Secondary indexes should be used only in specific cases, like, when you use them together with condition on partition key column, you have correct cardinality for data, etc.
For example, if we have following table:
create table test.test (
pk int,
c1 int,
val1 int,
val2 int,
primary key(pk, c1));
and you created a secondary index on the column val2
, then following query will be very effective:
select * from test.test where pk = 123 and val2 = 10
because you restricted the execution of query only to the nodes that are replicas for pk
with value 123
.
But if you do
select * from test.test where val2 = 10
then Cassandra will need to go to the every node, and ask for data there - it will be much slower, and put a pressure to coordinating node.

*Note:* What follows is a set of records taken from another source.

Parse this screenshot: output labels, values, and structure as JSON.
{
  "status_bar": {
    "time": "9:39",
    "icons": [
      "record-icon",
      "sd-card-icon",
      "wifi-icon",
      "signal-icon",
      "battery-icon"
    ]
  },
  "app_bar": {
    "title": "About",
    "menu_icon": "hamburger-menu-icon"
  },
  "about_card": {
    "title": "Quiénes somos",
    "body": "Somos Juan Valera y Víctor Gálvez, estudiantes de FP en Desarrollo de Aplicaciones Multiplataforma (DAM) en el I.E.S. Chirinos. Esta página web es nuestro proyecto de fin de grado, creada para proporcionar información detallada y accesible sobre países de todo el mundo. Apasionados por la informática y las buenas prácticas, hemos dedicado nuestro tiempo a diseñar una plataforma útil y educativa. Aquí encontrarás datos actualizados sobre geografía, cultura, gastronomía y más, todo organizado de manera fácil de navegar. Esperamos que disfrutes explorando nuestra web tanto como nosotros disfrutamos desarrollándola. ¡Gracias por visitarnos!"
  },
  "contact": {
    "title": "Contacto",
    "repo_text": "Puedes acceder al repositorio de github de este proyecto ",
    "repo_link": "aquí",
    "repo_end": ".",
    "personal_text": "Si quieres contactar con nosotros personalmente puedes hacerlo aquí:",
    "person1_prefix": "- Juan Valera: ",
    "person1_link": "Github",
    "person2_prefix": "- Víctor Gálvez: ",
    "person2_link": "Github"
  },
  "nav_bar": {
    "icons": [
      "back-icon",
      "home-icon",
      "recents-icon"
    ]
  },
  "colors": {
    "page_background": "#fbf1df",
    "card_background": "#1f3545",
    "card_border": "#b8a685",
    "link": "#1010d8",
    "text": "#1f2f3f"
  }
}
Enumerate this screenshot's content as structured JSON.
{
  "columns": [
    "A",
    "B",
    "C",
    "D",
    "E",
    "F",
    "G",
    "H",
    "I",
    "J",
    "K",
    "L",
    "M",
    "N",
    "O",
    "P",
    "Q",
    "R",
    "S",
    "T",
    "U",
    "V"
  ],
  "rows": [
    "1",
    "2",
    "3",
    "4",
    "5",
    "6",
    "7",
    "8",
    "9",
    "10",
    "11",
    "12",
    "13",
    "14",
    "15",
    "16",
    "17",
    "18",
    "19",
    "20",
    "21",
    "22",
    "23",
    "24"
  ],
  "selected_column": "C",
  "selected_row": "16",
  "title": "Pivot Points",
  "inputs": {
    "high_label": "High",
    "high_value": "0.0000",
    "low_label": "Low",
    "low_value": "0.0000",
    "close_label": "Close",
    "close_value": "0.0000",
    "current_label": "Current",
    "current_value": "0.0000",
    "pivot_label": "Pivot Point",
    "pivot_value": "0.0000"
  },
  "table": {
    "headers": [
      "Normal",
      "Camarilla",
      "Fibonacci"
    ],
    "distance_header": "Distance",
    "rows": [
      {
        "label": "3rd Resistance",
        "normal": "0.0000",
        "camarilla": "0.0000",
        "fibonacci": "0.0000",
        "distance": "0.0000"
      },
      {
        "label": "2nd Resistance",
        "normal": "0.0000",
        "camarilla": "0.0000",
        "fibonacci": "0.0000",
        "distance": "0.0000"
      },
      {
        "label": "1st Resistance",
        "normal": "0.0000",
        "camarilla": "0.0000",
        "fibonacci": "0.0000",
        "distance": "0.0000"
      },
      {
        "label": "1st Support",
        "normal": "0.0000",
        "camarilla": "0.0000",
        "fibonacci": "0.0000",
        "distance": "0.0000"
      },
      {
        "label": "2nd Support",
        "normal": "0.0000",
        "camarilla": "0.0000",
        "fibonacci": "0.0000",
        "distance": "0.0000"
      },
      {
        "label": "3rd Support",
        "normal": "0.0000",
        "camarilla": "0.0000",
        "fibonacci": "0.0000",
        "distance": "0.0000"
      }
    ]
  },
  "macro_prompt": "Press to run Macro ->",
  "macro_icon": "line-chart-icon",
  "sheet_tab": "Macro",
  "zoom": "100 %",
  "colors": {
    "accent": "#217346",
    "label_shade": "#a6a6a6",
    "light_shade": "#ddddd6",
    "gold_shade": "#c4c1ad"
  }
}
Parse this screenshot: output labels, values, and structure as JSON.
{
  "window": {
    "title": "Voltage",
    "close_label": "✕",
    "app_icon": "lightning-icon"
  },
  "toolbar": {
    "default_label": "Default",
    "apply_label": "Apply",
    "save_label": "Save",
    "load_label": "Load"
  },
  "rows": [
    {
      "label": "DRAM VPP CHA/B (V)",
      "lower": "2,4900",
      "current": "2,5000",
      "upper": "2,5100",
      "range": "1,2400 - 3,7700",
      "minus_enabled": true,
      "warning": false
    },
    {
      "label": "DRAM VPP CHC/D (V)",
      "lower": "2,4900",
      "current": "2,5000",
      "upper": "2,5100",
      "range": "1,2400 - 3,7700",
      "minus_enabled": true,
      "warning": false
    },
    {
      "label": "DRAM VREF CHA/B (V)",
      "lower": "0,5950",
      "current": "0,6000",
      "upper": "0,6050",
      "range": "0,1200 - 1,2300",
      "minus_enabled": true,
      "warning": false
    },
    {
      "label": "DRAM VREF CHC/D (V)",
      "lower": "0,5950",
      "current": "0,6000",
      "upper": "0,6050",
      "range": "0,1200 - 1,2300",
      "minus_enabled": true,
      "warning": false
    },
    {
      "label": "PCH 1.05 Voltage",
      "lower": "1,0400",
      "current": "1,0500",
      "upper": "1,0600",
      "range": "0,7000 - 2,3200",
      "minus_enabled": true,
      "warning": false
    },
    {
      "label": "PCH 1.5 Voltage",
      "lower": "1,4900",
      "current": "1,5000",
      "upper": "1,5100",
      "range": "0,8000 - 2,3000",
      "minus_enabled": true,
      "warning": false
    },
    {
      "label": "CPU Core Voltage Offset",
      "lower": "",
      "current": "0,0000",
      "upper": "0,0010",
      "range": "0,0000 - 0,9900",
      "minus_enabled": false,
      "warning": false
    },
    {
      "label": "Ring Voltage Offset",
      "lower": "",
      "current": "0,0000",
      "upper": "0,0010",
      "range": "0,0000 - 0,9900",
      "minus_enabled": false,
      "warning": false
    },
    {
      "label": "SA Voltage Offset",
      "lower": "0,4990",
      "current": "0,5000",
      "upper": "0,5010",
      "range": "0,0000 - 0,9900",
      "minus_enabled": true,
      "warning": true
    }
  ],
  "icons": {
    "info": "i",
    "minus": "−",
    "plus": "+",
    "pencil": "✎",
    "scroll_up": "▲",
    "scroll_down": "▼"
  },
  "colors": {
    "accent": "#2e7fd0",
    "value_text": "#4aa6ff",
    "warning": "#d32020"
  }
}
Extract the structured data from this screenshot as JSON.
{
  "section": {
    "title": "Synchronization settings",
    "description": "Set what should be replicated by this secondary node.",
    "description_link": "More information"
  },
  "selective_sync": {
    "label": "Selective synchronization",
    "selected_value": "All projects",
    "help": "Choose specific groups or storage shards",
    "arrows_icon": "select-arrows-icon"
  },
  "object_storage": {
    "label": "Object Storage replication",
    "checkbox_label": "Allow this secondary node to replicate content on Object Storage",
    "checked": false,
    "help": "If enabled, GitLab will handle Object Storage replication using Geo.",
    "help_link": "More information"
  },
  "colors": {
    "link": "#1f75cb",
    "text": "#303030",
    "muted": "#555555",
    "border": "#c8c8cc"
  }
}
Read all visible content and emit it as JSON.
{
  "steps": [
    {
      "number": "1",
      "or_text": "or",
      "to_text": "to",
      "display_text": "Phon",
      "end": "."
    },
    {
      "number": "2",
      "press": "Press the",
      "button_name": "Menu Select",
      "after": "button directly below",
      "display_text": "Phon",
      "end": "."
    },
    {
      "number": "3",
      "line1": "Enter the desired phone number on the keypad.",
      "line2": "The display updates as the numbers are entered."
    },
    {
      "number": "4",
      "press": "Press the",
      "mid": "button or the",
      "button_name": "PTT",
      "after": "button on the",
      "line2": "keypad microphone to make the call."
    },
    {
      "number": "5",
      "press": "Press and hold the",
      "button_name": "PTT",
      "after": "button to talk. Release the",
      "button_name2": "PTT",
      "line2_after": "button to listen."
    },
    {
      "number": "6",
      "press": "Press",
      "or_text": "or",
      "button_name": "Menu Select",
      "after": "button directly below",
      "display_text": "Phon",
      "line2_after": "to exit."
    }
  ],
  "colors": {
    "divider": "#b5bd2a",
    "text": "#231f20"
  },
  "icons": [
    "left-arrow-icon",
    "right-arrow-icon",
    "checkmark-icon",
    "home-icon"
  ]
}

Standard secondary indexes have other limitations, such as, search only for specific values, problems when column has very low or very high cardinality, etc. SASI indexes are better from design standpoint, although they are still experimental, and have problems with implementation.
You can find technical details about implementation of secondary indexes in the following blog post.
DataStax has other implementations in the commercial offering:
- DSE Search that is based on the Apache Solr, so you get a lot of flexibility (full text search, range queries, etc.)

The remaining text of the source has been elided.